La caída del consumo golpea fuerte a todos los segmentos y el de bebidas sin alcohol no es la excepción. Según un estudio del Observatorio de Alimentos y Bebidas de la Consultora Claves, el volumen de litros producidos en 2018 acumula una caída de 12% en los últimos cuatro años, situándose en los 9.144 millones de litros. Las proyecciones más conservadoras aseguran que este año esos números se mantendrán aunque las más pesimistas indican que ese nivel puede seguir cayendo.

La baja del consumo se mueve al mismo ritmo: el año pasado cerró con 200 millones de litros per cápita contra los 236 millones de 2015, un 15% menos.

Un buen ejemplo para comprender el momento del sector es Femsa, la principal embotelladora de Coca Cola en el país, que en febrero solicitó el procedimiento preventivo de crisis. Esto se debe, según detalla el informe de Claves, a que la caída no fue igual para todos los segmentos: las ventas de gaseosas fueron las más golpeadas durante los últimos años. La mitad del consumo de bebidas corresponde a las gaseosas.
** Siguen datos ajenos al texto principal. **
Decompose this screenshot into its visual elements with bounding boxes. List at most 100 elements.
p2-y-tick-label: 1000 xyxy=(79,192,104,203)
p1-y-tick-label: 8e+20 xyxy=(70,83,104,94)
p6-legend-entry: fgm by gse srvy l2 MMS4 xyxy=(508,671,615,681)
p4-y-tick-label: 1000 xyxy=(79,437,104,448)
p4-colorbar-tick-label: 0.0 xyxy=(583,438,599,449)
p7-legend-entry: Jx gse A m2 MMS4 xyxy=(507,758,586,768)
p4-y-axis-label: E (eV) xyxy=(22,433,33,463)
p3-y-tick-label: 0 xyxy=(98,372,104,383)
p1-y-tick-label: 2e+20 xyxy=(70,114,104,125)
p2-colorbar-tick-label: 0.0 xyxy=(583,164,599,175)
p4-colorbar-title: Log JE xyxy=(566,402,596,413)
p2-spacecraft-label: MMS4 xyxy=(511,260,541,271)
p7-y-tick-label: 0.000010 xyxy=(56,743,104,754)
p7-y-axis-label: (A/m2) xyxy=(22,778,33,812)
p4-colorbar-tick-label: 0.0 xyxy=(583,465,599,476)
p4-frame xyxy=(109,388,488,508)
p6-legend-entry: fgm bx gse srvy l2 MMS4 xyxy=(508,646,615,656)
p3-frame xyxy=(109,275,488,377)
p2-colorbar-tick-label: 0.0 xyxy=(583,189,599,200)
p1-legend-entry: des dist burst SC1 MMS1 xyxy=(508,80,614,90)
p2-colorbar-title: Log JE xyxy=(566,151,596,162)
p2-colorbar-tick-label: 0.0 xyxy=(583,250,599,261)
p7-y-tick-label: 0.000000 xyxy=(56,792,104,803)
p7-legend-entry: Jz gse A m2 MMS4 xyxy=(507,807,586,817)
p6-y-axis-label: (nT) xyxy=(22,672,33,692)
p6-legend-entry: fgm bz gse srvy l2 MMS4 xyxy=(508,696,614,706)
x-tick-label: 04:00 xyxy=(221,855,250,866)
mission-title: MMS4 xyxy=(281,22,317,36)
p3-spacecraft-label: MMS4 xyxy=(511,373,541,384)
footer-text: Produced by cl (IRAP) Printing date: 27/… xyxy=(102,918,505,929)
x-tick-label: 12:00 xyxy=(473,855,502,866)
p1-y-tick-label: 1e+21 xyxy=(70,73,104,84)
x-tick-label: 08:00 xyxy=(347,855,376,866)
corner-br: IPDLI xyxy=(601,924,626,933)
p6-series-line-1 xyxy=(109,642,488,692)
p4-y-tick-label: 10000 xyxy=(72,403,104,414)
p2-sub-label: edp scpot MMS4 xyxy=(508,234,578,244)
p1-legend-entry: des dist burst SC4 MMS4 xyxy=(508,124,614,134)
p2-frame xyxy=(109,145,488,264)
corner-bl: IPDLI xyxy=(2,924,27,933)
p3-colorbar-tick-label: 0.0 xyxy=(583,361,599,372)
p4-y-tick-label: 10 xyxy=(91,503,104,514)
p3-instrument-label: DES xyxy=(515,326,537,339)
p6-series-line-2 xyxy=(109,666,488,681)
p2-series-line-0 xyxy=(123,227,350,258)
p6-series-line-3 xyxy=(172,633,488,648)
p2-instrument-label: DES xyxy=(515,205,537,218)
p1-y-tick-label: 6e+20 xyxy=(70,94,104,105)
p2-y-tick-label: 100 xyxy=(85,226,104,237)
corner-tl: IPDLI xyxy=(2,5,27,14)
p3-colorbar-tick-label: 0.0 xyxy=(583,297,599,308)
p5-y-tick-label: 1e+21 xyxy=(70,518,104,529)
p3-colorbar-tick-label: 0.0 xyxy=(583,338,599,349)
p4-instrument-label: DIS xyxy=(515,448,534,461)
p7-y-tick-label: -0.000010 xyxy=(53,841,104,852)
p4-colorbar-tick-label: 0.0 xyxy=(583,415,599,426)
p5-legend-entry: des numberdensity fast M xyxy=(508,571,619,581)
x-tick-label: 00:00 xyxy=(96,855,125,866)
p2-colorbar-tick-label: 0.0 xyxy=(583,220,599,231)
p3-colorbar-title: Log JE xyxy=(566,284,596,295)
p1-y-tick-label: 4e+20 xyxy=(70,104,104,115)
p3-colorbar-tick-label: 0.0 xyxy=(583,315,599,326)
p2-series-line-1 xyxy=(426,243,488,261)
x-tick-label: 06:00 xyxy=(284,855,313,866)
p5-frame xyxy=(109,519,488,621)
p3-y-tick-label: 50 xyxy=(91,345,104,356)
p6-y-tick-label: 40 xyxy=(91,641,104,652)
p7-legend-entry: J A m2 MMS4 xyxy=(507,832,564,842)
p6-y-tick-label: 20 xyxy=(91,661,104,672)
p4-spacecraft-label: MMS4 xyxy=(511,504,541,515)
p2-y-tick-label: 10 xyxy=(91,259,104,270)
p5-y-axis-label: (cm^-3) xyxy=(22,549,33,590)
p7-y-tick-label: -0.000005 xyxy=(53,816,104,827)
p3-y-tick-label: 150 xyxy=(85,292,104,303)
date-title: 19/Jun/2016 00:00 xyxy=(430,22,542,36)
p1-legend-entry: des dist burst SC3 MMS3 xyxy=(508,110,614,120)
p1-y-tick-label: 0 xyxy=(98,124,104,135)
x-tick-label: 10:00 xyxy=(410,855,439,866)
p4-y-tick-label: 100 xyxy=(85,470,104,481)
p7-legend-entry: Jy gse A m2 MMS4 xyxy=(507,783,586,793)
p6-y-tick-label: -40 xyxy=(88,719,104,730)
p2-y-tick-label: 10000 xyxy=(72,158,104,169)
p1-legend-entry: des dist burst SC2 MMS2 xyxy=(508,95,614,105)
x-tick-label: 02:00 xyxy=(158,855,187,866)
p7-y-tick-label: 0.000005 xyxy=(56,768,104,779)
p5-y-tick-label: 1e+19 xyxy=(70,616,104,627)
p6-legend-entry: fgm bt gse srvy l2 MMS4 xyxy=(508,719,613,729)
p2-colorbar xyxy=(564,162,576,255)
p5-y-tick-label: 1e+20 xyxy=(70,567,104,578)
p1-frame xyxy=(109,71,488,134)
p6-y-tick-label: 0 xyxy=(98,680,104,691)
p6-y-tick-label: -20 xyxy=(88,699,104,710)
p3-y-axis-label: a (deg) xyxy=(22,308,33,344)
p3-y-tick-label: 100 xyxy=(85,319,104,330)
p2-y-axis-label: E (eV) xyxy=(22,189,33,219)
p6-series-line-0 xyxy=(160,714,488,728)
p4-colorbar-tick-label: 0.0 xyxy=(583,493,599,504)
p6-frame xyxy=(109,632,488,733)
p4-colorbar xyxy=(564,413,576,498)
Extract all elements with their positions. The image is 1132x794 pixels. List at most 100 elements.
No obstante, su participación viene cayendo desde principio de década a un ritmo de poco menos de un punto porcentual por año. En 2012, el market share alcanzaba el 55% y hoy se ubica en torno al 50 por ciento.

Esta coyuntura afecta más a las marcas líderes. Si bien Coca-Cola es aún líder indiscutido (posee cerca del 40% de las ventas de todos los segmentos), Pepsi y un grupo de empresas nacionales -con Manaos (Refres Now) a la cabeza- se consolidaron como una oferta sustituta adecuada para los consumidores, con precios más competitivos. No solo esto, sino que las principales cadenas de supermercados avanzaron con muchas marcas propias de bebidas, ganándoles muchas de las ventas entre poderes adquisitivos medios/bajos. Lo interesante es que en varios casos son empresas reconocidas las que se encuentran detrás de las marcas blancas.
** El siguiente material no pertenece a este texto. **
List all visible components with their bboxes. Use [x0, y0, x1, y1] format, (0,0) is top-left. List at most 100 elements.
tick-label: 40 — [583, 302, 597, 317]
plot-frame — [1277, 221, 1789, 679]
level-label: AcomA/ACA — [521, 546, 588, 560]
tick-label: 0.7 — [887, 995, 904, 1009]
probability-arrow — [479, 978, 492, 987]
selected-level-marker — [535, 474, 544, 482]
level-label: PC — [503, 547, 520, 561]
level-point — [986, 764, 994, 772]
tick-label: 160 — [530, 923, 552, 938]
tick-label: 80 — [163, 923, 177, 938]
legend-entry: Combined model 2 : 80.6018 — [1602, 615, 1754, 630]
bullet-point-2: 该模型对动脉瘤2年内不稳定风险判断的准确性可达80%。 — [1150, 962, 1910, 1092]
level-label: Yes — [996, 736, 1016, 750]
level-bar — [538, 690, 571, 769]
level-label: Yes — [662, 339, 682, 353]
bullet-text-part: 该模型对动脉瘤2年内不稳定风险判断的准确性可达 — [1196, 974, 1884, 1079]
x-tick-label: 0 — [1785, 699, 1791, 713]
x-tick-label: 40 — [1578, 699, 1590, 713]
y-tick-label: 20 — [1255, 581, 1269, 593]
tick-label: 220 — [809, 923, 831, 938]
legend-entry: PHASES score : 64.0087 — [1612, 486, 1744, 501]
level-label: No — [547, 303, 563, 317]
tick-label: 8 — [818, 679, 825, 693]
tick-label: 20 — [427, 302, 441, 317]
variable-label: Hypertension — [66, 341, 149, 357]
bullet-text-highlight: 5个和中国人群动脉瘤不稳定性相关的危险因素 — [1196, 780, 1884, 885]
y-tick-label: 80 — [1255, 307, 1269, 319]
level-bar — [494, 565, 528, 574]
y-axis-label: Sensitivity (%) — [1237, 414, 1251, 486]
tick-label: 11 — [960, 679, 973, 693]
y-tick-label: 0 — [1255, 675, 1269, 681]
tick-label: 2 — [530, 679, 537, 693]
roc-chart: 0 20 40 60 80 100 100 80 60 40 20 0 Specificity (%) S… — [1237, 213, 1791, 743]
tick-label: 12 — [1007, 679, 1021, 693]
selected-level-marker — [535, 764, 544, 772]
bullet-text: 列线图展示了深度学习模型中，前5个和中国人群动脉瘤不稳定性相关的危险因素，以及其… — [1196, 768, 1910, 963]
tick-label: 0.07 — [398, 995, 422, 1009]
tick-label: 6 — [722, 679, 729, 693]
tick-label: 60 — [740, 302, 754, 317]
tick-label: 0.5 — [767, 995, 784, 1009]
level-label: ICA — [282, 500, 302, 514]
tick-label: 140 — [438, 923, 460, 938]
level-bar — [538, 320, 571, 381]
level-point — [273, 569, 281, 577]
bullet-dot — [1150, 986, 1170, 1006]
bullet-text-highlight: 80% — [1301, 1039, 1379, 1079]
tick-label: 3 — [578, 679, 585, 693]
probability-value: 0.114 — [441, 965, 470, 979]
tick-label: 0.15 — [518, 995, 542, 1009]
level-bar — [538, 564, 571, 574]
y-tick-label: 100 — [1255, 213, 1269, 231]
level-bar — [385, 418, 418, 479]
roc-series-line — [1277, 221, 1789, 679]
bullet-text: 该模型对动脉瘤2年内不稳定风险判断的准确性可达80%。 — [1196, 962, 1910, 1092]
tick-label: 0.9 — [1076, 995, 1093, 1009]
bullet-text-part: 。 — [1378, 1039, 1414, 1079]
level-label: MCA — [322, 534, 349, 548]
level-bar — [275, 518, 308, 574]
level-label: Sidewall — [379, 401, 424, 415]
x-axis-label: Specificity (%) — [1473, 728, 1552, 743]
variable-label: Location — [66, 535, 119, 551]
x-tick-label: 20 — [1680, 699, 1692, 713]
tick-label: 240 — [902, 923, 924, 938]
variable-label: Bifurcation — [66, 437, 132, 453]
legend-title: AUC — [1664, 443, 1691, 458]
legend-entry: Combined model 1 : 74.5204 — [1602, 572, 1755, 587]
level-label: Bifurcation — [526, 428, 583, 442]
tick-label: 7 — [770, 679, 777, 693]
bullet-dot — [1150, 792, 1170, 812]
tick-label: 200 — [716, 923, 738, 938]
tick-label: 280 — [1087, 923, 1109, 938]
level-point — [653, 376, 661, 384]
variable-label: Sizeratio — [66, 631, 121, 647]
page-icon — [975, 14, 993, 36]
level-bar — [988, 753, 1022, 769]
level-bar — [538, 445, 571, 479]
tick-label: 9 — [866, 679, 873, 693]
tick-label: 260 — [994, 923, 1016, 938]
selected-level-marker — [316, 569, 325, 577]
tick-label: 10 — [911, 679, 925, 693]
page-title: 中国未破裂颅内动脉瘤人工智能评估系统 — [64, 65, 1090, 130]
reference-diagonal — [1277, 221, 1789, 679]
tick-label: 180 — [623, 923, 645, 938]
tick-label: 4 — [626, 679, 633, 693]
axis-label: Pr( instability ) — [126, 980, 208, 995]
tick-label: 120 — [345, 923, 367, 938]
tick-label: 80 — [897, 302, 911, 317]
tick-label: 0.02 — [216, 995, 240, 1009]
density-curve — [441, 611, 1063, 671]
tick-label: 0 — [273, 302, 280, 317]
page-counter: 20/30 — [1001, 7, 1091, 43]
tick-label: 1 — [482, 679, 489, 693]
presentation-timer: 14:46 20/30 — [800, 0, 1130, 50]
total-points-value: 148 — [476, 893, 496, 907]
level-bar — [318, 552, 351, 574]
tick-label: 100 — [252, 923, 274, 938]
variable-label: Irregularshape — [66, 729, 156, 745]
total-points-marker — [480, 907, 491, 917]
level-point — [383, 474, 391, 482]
Las previsiones para el futuro inmediato no son del todo alentadoras. "El consumo de bebidas en 2019 tendrá un crecimiento leve, siempre y cuando se cumplan las expectativas de una recuperación del salario real, cosa que a priori era esperable para un año de elecciones. En un escenario optimista, el mercado de bebidas puede llegar a recuperar hasta 1,75% de los volúmenes de ventas, aunque, de continuar la turbulencia del dólar y de acelerarse la inflación el mercado podría continuar estancado en torno a los niveles de 2018", indican en Claves.

Cambio de hábito

La globalización, el nuevo ritmo de vida y toma de conciencia en cuanto a la forma en que los distintos productos afectan la salud y rendimiento diario, provocaron un cambio de preferencias en los consumidores. En la actualidad, existe una migración lenta, pero persistente, hacia bebidas consideradas más saludables, como aguas saborizadas, aguas envasadas, isotónicas o jugos naturales. Muchas empresas tomaron nota de esto y por eso se nota cada vez más el énfasis publicitario puesto en los aspectos saludables.

Las principales empresas lanzaron también muchas líneas alternativas a sus productos estrella (generalmente gaseosas), para tratar de acaparar parte de esta diversificación. Han aparecido también muchas empresas pequeñas con oferta de bebidas orgánicas o naturales e irrumpieron a través de nuevos canales de ventas y estrategias distintas a las tradicionales.

También están cambiando los insumos utilizados en el proceso productivo. Durante los últimos años creció mucho la utilización de edulcorantes no calóricos, aunque su condición de endulzante sintético le ha restado adeptos y no ha aparecido aún un edulcorante no calórico natural que pueda captar esta demanda.